Can Oliver Stone show us the human side of Hitler?
Director describes subject of his new project as 'easy scapegoat'
Monday 11 January 2010
Oliver Stone has never been one to spot a historical controversy without steaming towards it, but the latest project from the film-maker behind
W threatens to pitch him into more dangerously hot water than ever before.
The director is battening down the hatches already, saying he fully expects "ignorant attacks" on a new documentary series in which he is promising to "liberalise" Hitler and to finger US corporations for their role in the rise of National Socialism in Germany.
Launching Oliver Stone's Secret History of America, the director promised to lay bare the military-industrial complex his fictionalised movie JFK blamed for a conspiracy to kill one president, and which Stone now says is trapping Barack Obama into the errors of his predecessors.
"I don't want to put out a conventional History Channel product where it's easy to like it," the 63-year-old director said. "You cannot approach history unless you have empathy for the person you may hate.
"I've been able to walk in Stalin's shoes and Hitler's shoes to understand their point of view. We're going to educate our minds and liberalise them and broaden them. We want to move beyond opinions ... go into the funding of the Nazi party. How many American corporations were involved, from GM through IBM? Hitler is just a man who could have easily been assassinated."
Stone unveiled a trailer for his Secret History at the Television Critics Association's biannual press tour in Pasadena, California, and even his collaborators appeared nervous. As the director promised empathy with leaders who ordered mass murder, Peter Kuznick, the history professor drafted in as lead writer, leapt in to clarify: "He's not saying we're going to come out with a more positive view of Hitler. But we're going to describe him as a historical phenomenon and not just somebody who appeared out of nowhere." Stone promised not to judge historical figures as "bad" or "good" and countered: "Obviously, Rush Limbaugh is not going to like this history. As usual, we're going to get those kind of ignorant attacks."
After winning two Oscars for a series of films about the Vietnam War, Stone turned his revisionist history lens on US presidents, from a more complex "Tricky Dicky" in Nixon, to a privileged, disengaged George W Bush in W. And as a documentary maker, he has courted controversy before with plans for biopics of US bogeymen such as Hugo Chavez of Venezuela.

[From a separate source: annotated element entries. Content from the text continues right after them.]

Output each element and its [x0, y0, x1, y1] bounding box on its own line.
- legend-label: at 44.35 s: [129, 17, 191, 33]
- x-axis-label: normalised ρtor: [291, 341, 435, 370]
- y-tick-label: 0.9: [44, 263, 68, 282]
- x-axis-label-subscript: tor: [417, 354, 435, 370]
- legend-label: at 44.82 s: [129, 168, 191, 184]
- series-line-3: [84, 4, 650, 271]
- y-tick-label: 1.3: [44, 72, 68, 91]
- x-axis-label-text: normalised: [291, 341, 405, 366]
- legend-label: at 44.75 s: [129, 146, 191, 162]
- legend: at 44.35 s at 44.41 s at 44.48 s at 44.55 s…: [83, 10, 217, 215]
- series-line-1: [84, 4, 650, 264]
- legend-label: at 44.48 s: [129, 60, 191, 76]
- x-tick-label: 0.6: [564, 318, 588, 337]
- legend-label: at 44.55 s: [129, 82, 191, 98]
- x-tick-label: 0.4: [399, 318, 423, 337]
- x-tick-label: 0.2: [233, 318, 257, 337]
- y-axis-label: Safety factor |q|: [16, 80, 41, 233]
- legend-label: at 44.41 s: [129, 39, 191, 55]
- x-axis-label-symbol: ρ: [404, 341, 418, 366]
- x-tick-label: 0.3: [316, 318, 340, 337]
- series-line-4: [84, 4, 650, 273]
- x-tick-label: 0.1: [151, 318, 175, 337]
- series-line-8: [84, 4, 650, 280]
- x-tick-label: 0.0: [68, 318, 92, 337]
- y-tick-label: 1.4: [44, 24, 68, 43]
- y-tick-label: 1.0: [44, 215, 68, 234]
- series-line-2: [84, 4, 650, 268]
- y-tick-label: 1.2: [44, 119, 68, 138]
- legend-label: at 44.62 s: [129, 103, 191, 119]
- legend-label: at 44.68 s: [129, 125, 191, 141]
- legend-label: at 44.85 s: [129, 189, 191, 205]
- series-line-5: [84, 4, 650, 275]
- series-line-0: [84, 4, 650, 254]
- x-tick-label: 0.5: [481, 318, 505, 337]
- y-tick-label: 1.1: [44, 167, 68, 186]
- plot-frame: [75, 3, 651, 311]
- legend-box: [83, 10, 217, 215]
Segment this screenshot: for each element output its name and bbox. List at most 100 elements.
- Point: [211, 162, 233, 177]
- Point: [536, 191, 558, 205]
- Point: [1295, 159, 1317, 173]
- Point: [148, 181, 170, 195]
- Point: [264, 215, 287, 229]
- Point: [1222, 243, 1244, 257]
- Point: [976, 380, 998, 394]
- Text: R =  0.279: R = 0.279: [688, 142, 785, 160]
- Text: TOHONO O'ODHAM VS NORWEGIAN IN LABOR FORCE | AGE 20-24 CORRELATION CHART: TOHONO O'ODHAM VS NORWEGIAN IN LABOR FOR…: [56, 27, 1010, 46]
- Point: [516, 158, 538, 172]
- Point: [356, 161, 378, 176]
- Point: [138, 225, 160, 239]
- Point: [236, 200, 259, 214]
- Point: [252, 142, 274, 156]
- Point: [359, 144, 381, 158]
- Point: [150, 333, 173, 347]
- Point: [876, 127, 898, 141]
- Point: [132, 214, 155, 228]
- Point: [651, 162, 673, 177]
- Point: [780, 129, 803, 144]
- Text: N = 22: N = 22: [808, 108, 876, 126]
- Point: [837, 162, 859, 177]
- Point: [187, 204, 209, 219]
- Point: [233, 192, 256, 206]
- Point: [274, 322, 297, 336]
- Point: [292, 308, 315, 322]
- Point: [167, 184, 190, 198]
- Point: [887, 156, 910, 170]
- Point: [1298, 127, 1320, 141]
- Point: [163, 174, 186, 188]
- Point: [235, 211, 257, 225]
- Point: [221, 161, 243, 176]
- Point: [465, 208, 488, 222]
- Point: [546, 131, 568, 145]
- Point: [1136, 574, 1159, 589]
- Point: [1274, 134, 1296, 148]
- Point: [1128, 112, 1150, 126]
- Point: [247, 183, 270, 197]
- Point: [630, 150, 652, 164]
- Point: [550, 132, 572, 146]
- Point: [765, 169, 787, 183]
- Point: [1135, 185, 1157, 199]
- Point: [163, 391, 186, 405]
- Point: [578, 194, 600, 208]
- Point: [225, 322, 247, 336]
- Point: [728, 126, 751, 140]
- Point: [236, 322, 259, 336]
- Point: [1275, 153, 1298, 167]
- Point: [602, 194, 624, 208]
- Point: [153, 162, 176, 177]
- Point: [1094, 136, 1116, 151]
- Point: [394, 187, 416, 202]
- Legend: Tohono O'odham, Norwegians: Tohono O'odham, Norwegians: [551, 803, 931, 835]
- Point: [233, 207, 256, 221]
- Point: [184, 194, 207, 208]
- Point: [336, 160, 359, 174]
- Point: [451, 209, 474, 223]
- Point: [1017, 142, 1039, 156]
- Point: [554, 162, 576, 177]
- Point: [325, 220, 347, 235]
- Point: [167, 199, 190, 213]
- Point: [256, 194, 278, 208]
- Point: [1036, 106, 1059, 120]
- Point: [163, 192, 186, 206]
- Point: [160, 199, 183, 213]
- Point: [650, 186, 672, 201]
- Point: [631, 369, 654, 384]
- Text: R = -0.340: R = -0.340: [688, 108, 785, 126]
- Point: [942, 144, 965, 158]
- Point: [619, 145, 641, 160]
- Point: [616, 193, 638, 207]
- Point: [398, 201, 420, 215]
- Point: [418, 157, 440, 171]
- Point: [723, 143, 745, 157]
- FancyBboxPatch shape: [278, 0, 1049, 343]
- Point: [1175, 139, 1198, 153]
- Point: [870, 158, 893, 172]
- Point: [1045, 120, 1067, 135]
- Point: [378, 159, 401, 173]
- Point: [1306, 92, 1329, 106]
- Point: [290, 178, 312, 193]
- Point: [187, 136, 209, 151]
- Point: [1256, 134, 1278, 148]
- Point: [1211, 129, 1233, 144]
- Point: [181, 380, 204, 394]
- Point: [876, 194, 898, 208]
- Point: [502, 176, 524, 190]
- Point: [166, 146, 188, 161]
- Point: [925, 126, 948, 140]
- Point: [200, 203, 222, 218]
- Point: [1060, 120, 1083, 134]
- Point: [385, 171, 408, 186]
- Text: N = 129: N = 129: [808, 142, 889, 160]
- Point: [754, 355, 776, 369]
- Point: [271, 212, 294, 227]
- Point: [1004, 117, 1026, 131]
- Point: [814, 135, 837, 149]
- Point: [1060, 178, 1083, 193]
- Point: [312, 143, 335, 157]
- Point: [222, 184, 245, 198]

Last year, he walked the red carpet with the socialist president at the Venice Film Festival for the premiere of the documentary South of the Border. He has also long pursued Mahmoud Ahmadinejad of Iran in the hope of making a film about his life and presidency. Stone's forthcoming 10-part series ranges over subjects the director says have been "under-reported", taking in President Harry Truman's decision to drop the atomic bomb on Japan, and the origins and the end of the Cold War. Stalin, too, is getting a makeover, according to Stone.
"Stalin, Hitler, Mao, McCarthy – these people have been vilified pretty thoroughly by history. Stalin has a complete other story. Not to paint him as a hero, but to tell a more factual representation. He fought the German war machine more than any single person."
Hitler has been "an easy scapegoat" throughout history for forces that were bigger than one man, Stone says, and – warming to the theme in Pasadena – he said that the same complex of interests between corporations and the military were still at work today.
"You can understand why Obama is following in Bush's footsteps in Afghanistan," he said. "Obama is very much trapped, we believe, in that system. And so that's what we're going to try and show you: the way it works."